The upgrades aim to create precision targeting for the airborne B-61, and provide adjustable nuclear yields that could, in theory, make nuclear bombs a more practical weapon. These developments violate the Obama administration’s pledge to rein in nuclear proliferation.
"Military officials argue that, for example, the B-61 does not have new military capabilities, because any of the things it can do can currently be done with other nuclear weapons," Kristensen says.
"But that’s sort of a very, very lax form of analysis, because this is a weapon that will be the first guided, nuclear, gravity bomb in the US arsenal. The US doesn’t have one, currently, in its stockpile.

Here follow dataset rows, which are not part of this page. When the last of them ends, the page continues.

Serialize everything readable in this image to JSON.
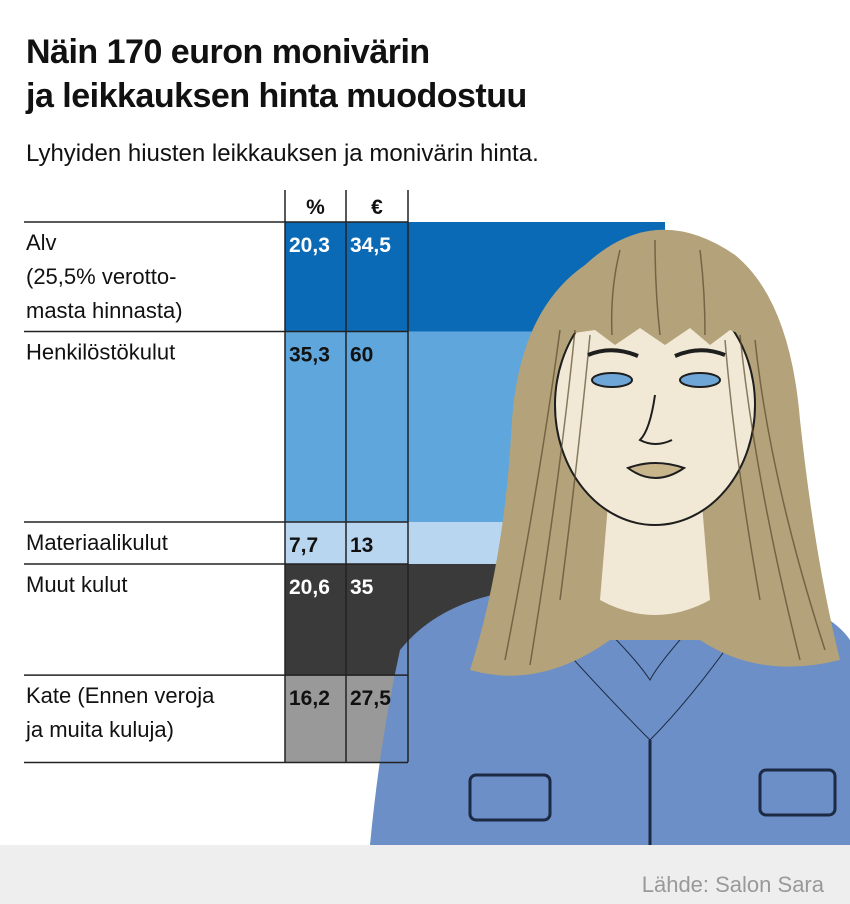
{
  "title_lines": [
    "Näin 170 euron monivärin",
    "ja leikkauksen hinta muodostuu"
  ],
  "subtitle": "Lyhyiden hiusten leikkauksen ja monivärin hinta.",
  "source": "Lähde: Salon Sara",
  "colors": {
    "alv": "#0a6ab6",
    "henkilostokulut": "#5fa6dc",
    "materiaalikulut": "#b9d6f1",
    "muut_kulut": "#3a3a3a",
    "kate": "#999999",
    "hair": "#b3a27a",
    "shirt": "#6b8fc6",
    "skin": "#f1e9d6"
  },
  "chart_data": {
    "type": "table",
    "title": "Näin 170 euron monivärin ja leikkauksen hinta muodostuu",
    "subtitle": "Lyhyiden hiusten leikkauksen ja monivärin hinta.",
    "columns": [
      "%",
      "€"
    ],
    "total_eur": 170,
    "rows": [
      {
        "label_lines": [
          "Alv",
          "(25,5% verotto-",
          "masta hinnasta)"
        ],
        "percent": 20.3,
        "percent_text": "20,3",
        "eur": 34.5,
        "eur_text": "34,5",
        "color": "#0a6ab6",
        "text_color": "#ffffff"
      },
      {
        "label_lines": [
          "Henkilöstökulut"
        ],
        "percent": 35.3,
        "percent_text": "35,3",
        "eur": 60,
        "eur_text": "60",
        "color": "#5fa6dc",
        "text_color": "#111111"
      },
      {
        "label_lines": [
          "Materiaalikulut"
        ],
        "percent": 7.7,
        "percent_text": "7,7",
        "eur": 13,
        "eur_text": "13",
        "color": "#b9d6f1",
        "text_color": "#111111"
      },
      {
        "label_lines": [
          "Muut kulut"
        ],
        "percent": 20.6,
        "percent_text": "20,6",
        "eur": 35,
        "eur_text": "35",
        "color": "#3a3a3a",
        "text_color": "#ffffff"
      },
      {
        "label_lines": [
          "Kate (Ennen veroja",
          "ja muita kuluja)"
        ],
        "percent": 16.2,
        "percent_text": "16,2",
        "eur": 27.5,
        "eur_text": "27,5",
        "color": "#999999",
        "text_color": "#111111"
      }
    ]
  }
}
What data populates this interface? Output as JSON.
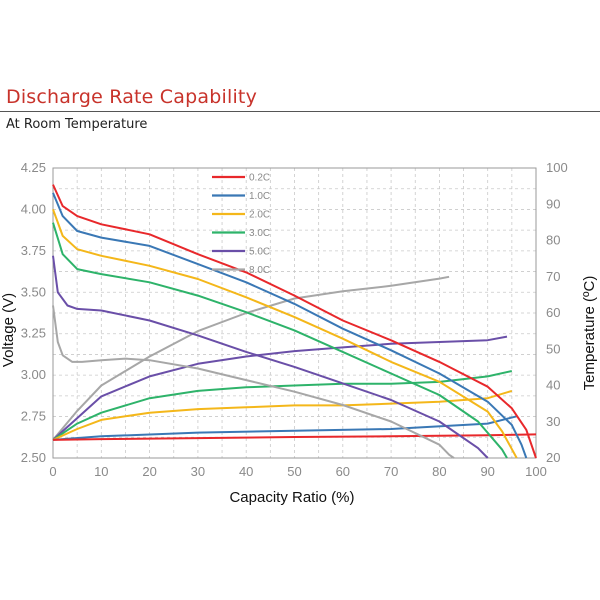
{
  "header": {
    "title": "Discharge Rate Capability",
    "subtitle": "At Room Temperature"
  },
  "chart_data": {
    "type": "line",
    "xlabel": "Capacity Ratio (%)",
    "ylabel": "Voltage (V)",
    "y2label": "Temperature (ºC)",
    "xlim": [
      0,
      100
    ],
    "ylim": [
      2.5,
      4.25
    ],
    "y2lim": [
      20,
      100
    ],
    "x_ticks": [
      "0",
      "10",
      "20",
      "30",
      "40",
      "50",
      "60",
      "70",
      "80",
      "90",
      "100"
    ],
    "y_ticks": [
      "2.50",
      "2.75",
      "3.00",
      "3.25",
      "3.50",
      "3.75",
      "4.00",
      "4.25"
    ],
    "y2_ticks": [
      "20",
      "30",
      "40",
      "50",
      "60",
      "70",
      "80",
      "90",
      "100"
    ],
    "grid": true,
    "legend_position": "top-center",
    "series": [
      {
        "name": "0.2C",
        "color": "#e8282b",
        "voltage": [
          [
            0,
            4.15
          ],
          [
            2,
            4.02
          ],
          [
            5,
            3.96
          ],
          [
            10,
            3.91
          ],
          [
            20,
            3.85
          ],
          [
            30,
            3.73
          ],
          [
            40,
            3.62
          ],
          [
            50,
            3.48
          ],
          [
            60,
            3.33
          ],
          [
            70,
            3.21
          ],
          [
            80,
            3.08
          ],
          [
            90,
            2.93
          ],
          [
            95,
            2.8
          ],
          [
            98,
            2.67
          ],
          [
            100,
            2.5
          ]
        ],
        "temperature": [
          [
            0,
            25
          ],
          [
            10,
            25.2
          ],
          [
            30,
            25.5
          ],
          [
            50,
            25.8
          ],
          [
            70,
            26
          ],
          [
            90,
            26.3
          ],
          [
            100,
            26.5
          ]
        ]
      },
      {
        "name": "1.0C",
        "color": "#3a78b5",
        "voltage": [
          [
            0,
            4.1
          ],
          [
            2,
            3.96
          ],
          [
            5,
            3.87
          ],
          [
            10,
            3.83
          ],
          [
            20,
            3.78
          ],
          [
            30,
            3.67
          ],
          [
            40,
            3.56
          ],
          [
            50,
            3.43
          ],
          [
            60,
            3.28
          ],
          [
            70,
            3.15
          ],
          [
            80,
            3.01
          ],
          [
            90,
            2.84
          ],
          [
            95,
            2.7
          ],
          [
            97,
            2.58
          ],
          [
            98,
            2.5
          ]
        ],
        "temperature": [
          [
            0,
            25
          ],
          [
            10,
            26
          ],
          [
            30,
            27
          ],
          [
            50,
            27.5
          ],
          [
            70,
            28
          ],
          [
            90,
            29.5
          ],
          [
            96,
            31.5
          ]
        ]
      },
      {
        "name": "2.0C",
        "color": "#f4b71a",
        "voltage": [
          [
            0,
            4.0
          ],
          [
            2,
            3.84
          ],
          [
            5,
            3.76
          ],
          [
            10,
            3.72
          ],
          [
            20,
            3.66
          ],
          [
            30,
            3.58
          ],
          [
            40,
            3.47
          ],
          [
            50,
            3.35
          ],
          [
            60,
            3.22
          ],
          [
            70,
            3.08
          ],
          [
            80,
            2.96
          ],
          [
            90,
            2.78
          ],
          [
            93,
            2.66
          ],
          [
            96,
            2.5
          ]
        ],
        "temperature": [
          [
            0,
            25
          ],
          [
            5,
            28
          ],
          [
            10,
            30.5
          ],
          [
            20,
            32.5
          ],
          [
            30,
            33.5
          ],
          [
            40,
            34
          ],
          [
            50,
            34.5
          ],
          [
            60,
            34.5
          ],
          [
            70,
            35
          ],
          [
            80,
            35.5
          ],
          [
            90,
            36.5
          ],
          [
            95,
            38.5
          ]
        ]
      },
      {
        "name": "3.0C",
        "color": "#2eb36a",
        "voltage": [
          [
            0,
            3.92
          ],
          [
            2,
            3.73
          ],
          [
            5,
            3.64
          ],
          [
            10,
            3.61
          ],
          [
            20,
            3.56
          ],
          [
            30,
            3.48
          ],
          [
            40,
            3.38
          ],
          [
            50,
            3.27
          ],
          [
            60,
            3.14
          ],
          [
            70,
            3.01
          ],
          [
            80,
            2.88
          ],
          [
            88,
            2.72
          ],
          [
            93,
            2.55
          ],
          [
            94,
            2.5
          ]
        ],
        "temperature": [
          [
            0,
            25
          ],
          [
            5,
            29.5
          ],
          [
            10,
            32.5
          ],
          [
            20,
            36.5
          ],
          [
            30,
            38.5
          ],
          [
            40,
            39.5
          ],
          [
            50,
            40
          ],
          [
            60,
            40.5
          ],
          [
            70,
            40.5
          ],
          [
            80,
            41
          ],
          [
            90,
            42.5
          ],
          [
            95,
            44
          ]
        ]
      },
      {
        "name": "5.0C",
        "color": "#6a4fa8",
        "voltage": [
          [
            0,
            3.72
          ],
          [
            1,
            3.5
          ],
          [
            3,
            3.42
          ],
          [
            5,
            3.4
          ],
          [
            10,
            3.39
          ],
          [
            20,
            3.33
          ],
          [
            30,
            3.24
          ],
          [
            40,
            3.14
          ],
          [
            50,
            3.05
          ],
          [
            60,
            2.95
          ],
          [
            70,
            2.85
          ],
          [
            80,
            2.72
          ],
          [
            88,
            2.56
          ],
          [
            90,
            2.5
          ]
        ],
        "temperature": [
          [
            0,
            25
          ],
          [
            5,
            31
          ],
          [
            10,
            37
          ],
          [
            20,
            42.5
          ],
          [
            30,
            46
          ],
          [
            40,
            48
          ],
          [
            50,
            49.5
          ],
          [
            60,
            50.5
          ],
          [
            70,
            51.5
          ],
          [
            80,
            52
          ],
          [
            90,
            52.5
          ],
          [
            94,
            53.5
          ]
        ]
      },
      {
        "name": "8.0C",
        "color": "#a7a7a7",
        "voltage": [
          [
            0,
            3.42
          ],
          [
            1,
            3.2
          ],
          [
            2,
            3.12
          ],
          [
            4,
            3.08
          ],
          [
            6,
            3.08
          ],
          [
            10,
            3.09
          ],
          [
            15,
            3.1
          ],
          [
            20,
            3.09
          ],
          [
            30,
            3.04
          ],
          [
            40,
            2.97
          ],
          [
            50,
            2.9
          ],
          [
            60,
            2.82
          ],
          [
            70,
            2.72
          ],
          [
            80,
            2.58
          ],
          [
            82,
            2.52
          ],
          [
            83,
            2.5
          ]
        ],
        "temperature": [
          [
            0,
            25
          ],
          [
            5,
            33
          ],
          [
            10,
            40
          ],
          [
            20,
            48
          ],
          [
            30,
            55
          ],
          [
            40,
            60
          ],
          [
            50,
            64
          ],
          [
            60,
            66
          ],
          [
            70,
            67.5
          ],
          [
            80,
            69.5
          ],
          [
            82,
            70
          ]
        ]
      }
    ]
  }
}
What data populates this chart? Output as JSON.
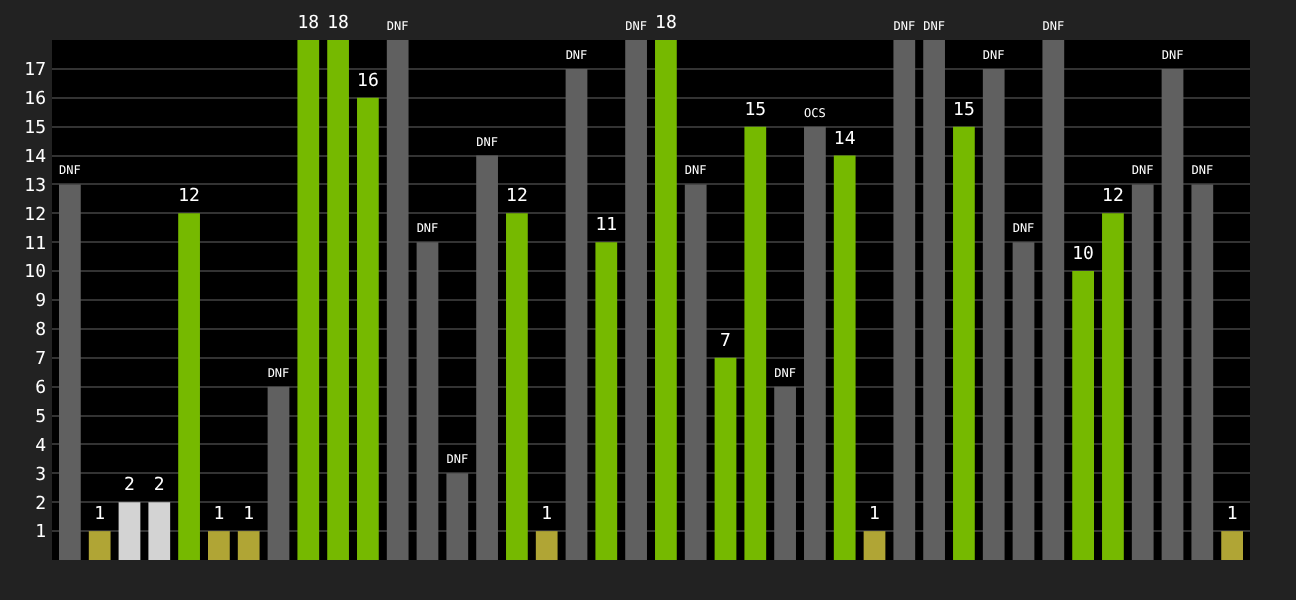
{
  "chart_data": {
    "type": "bar",
    "categories": [
      null,
      null,
      null,
      null,
      null,
      null,
      null,
      null,
      null,
      null,
      null,
      null,
      null,
      null,
      null,
      null,
      null,
      null,
      null,
      null,
      null,
      null,
      null,
      null,
      null,
      null,
      null,
      null,
      null,
      null,
      null,
      null,
      null,
      null,
      null,
      null,
      null,
      null,
      null,
      null
    ],
    "values": [
      13,
      1,
      2,
      2,
      12,
      1,
      1,
      6,
      18,
      18,
      16,
      18,
      11,
      3,
      14,
      12,
      1,
      17,
      11,
      18,
      18,
      13,
      7,
      15,
      6,
      15,
      14,
      1,
      18,
      18,
      15,
      17,
      11,
      18,
      10,
      12,
      13,
      17,
      13,
      1
    ],
    "value_labels": [
      "DNF",
      "1",
      "2",
      "2",
      "12",
      "1",
      "1",
      "DNF",
      "18",
      "18",
      "16",
      "DNF",
      "DNF",
      "DNF",
      "DNF",
      "12",
      "1",
      "DNF",
      "11",
      "DNF",
      "18",
      "DNF",
      "7",
      "15",
      "DNF",
      "OCS",
      "14",
      "1",
      "DNF",
      "DNF",
      "15",
      "DNF",
      "DNF",
      "DNF",
      "10",
      "12",
      "DNF",
      "DNF",
      "DNF",
      "1"
    ],
    "colors": [
      "#606060",
      "#b0a535",
      "#d3d3d3",
      "#d3d3d3",
      "#76b900",
      "#b0a535",
      "#b0a535",
      "#606060",
      "#76b900",
      "#76b900",
      "#76b900",
      "#606060",
      "#606060",
      "#606060",
      "#606060",
      "#76b900",
      "#b0a535",
      "#606060",
      "#76b900",
      "#606060",
      "#76b900",
      "#606060",
      "#76b900",
      "#76b900",
      "#606060",
      "#606060",
      "#76b900",
      "#b0a535",
      "#606060",
      "#606060",
      "#76b900",
      "#606060",
      "#606060",
      "#606060",
      "#76b900",
      "#76b900",
      "#606060",
      "#606060",
      "#606060",
      "#b0a535"
    ],
    "ylim": [
      0,
      18
    ],
    "yticks": [
      1,
      2,
      3,
      4,
      5,
      6,
      7,
      8,
      9,
      10,
      11,
      12,
      13,
      14,
      15,
      16,
      17
    ],
    "grid": "y",
    "tick_labels": "y"
  }
}
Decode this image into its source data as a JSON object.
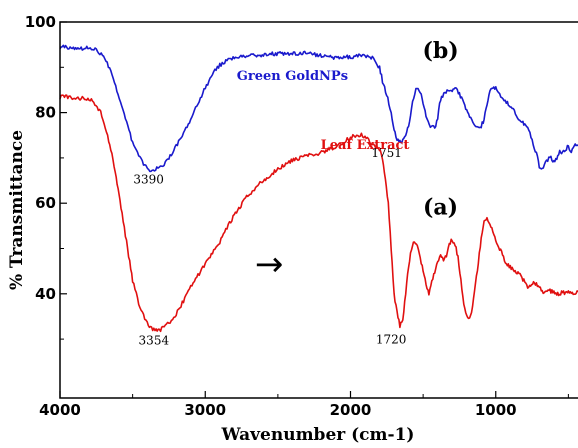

So there, in and of itself, is clearly a new military capability."
Washington’s nuclear upgrades are the latest sign of renewed Cold War tensions.
"Certainly from 2005 and onward, relations started to, if not sour, then certainly complicate, between the United States and Russia, and since then it’s really gone south," he says.
"What we’re hearing now is language from both sides that talk about the relationship as an official adversarial relationship. With that comes adjustments in military strategies."
While the late-20th century Cold War arms race was about parity, and a means to keep nuclear stockpiles in check, America’s current efforts are going relatively unchallenged.
"We have to be mindful and careful that we’re not creating new security situations where we can have a conflict spiraling out of control and relatively rapidly get to the level of threatening nuclear use."